Interest rates have increased, but have they peaked?

We have seen operating LOC interest rates increase during the 2022 and 2023 renewal seasons, increasing from 4.7 to 8.5 percent. Renewal season has started for 2024, and, with rates remaining elevated, ag producers will continue to see high rates for their 2024 operating LOCs.


The purpose of this article was to discuss the impact of elevated interest rates on the annual debt service expense for individual ag producers and for the Ninth District more broadly. Higher debt service, driven by elevated rates, makes it critically important for ag producers to aggressively manage farm expenses to preserve profitability. This is true for all borrowers but will be most critical for highly leveraged borrowers that are in a less resilient financial position.

In the next article, we will explain the characteristics of these highly leveraged ag producers and further explore why they are especially vulnerable in the current operating environment.
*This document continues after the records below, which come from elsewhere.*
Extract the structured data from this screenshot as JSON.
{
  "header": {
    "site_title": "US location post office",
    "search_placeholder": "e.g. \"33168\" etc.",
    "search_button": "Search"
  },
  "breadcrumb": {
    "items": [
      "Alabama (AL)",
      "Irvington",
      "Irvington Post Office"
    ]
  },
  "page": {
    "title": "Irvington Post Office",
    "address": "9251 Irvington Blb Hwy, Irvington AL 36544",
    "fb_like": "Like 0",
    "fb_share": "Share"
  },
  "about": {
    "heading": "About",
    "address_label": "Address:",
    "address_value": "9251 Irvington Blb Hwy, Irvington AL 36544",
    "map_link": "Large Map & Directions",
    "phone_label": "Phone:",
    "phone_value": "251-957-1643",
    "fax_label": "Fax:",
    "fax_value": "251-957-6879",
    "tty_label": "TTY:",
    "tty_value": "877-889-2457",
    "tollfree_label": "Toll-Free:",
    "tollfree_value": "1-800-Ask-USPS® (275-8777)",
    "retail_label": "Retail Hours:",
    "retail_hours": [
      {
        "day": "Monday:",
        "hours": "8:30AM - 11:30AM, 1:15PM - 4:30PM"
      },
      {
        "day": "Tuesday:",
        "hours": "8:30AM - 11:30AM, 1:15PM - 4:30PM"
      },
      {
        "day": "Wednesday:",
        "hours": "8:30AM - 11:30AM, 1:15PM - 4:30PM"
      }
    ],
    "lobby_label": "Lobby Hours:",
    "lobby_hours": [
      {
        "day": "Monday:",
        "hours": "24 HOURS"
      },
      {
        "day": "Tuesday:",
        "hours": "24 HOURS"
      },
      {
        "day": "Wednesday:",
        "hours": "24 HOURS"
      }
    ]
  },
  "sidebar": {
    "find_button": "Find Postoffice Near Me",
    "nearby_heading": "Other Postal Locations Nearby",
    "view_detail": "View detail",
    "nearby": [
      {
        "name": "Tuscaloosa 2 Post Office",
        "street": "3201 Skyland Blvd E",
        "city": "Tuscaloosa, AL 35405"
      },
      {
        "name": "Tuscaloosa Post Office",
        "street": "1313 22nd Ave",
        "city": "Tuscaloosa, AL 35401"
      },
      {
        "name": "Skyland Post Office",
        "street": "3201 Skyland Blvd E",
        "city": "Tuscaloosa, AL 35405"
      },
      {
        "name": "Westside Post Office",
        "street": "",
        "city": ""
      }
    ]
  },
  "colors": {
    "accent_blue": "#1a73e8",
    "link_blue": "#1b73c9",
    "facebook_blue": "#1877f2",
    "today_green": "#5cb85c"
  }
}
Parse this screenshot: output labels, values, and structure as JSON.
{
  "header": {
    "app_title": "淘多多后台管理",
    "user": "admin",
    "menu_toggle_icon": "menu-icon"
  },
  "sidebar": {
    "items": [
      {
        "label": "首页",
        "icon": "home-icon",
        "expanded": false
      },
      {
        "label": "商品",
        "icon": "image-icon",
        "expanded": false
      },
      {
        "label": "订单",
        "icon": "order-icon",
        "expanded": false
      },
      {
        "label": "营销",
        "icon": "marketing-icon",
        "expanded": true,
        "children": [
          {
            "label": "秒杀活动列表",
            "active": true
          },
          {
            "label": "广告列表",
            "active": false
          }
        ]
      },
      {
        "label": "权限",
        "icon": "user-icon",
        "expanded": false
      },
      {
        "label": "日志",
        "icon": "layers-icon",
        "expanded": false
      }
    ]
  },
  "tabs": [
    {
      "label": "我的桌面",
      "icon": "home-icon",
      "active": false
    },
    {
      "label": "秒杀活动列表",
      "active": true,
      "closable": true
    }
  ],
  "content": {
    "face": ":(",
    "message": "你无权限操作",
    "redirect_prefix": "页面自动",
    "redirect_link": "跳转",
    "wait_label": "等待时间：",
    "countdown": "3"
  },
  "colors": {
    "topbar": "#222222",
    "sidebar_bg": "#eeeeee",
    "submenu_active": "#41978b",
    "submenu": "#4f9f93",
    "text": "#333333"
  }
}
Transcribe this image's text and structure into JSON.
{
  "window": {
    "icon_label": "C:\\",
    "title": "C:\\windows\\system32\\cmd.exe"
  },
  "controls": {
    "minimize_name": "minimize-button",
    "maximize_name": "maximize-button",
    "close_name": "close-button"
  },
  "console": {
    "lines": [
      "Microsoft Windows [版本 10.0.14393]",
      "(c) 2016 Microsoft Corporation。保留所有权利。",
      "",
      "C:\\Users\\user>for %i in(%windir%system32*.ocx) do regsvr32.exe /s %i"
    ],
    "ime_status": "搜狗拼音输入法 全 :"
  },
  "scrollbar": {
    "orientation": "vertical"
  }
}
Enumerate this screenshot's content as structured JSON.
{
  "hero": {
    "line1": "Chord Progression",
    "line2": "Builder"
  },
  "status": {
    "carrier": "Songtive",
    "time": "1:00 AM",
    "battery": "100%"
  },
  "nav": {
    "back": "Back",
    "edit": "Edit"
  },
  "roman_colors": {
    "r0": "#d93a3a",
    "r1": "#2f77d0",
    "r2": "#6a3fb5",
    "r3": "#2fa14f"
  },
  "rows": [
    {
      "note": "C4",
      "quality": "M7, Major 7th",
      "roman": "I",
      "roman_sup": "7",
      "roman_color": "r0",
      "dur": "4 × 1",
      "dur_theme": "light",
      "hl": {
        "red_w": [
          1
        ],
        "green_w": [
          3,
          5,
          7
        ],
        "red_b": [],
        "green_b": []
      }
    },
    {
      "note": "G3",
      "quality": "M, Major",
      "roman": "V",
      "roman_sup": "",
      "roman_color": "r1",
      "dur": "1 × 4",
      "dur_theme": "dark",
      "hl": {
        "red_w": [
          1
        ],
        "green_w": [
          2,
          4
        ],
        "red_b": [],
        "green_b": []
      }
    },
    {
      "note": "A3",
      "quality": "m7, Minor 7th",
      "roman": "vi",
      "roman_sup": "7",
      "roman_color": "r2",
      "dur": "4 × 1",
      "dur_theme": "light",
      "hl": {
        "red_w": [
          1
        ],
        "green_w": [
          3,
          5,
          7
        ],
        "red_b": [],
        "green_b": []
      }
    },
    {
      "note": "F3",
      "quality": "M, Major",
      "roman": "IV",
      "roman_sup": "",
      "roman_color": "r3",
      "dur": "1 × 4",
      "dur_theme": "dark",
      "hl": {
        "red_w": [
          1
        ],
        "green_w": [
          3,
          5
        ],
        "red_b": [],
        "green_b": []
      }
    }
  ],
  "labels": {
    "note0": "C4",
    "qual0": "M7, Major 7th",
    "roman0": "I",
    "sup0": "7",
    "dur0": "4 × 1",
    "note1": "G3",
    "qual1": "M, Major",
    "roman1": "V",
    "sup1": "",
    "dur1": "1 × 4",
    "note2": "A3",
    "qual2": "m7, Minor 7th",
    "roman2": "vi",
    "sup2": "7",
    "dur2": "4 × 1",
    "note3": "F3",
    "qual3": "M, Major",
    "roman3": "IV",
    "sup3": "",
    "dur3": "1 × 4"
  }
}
1 The Federal Reserve Bank of Minneapolis reviews results of the ag credit conditions quarterly. The survey includes a sample of banks that actively originate ag-related loans and are knowledgeable about ag markets in their market areas. The survey is not scientific but is more like a panel of experts offering information.

2 Not all operating lines of credit follow these loan terms for calculating interest. Loan terms are unique to the lending policies of the institution and the credit characteristics of the borrower. This calculation assumes that the borrower only pays interest at loan maturity. In some cases, the borrower pays interest quarterly or semiannually on outstanding balances, which would result in a different interest expense total.

3 The author used the 2023 second-quarter interest rate because the second quarter is generally the most active quarter for operating loan renewal in the district. Interest rate data are from the Federal Reserve Bank of Minneapolis’ quarterly survey of ag credit conditions.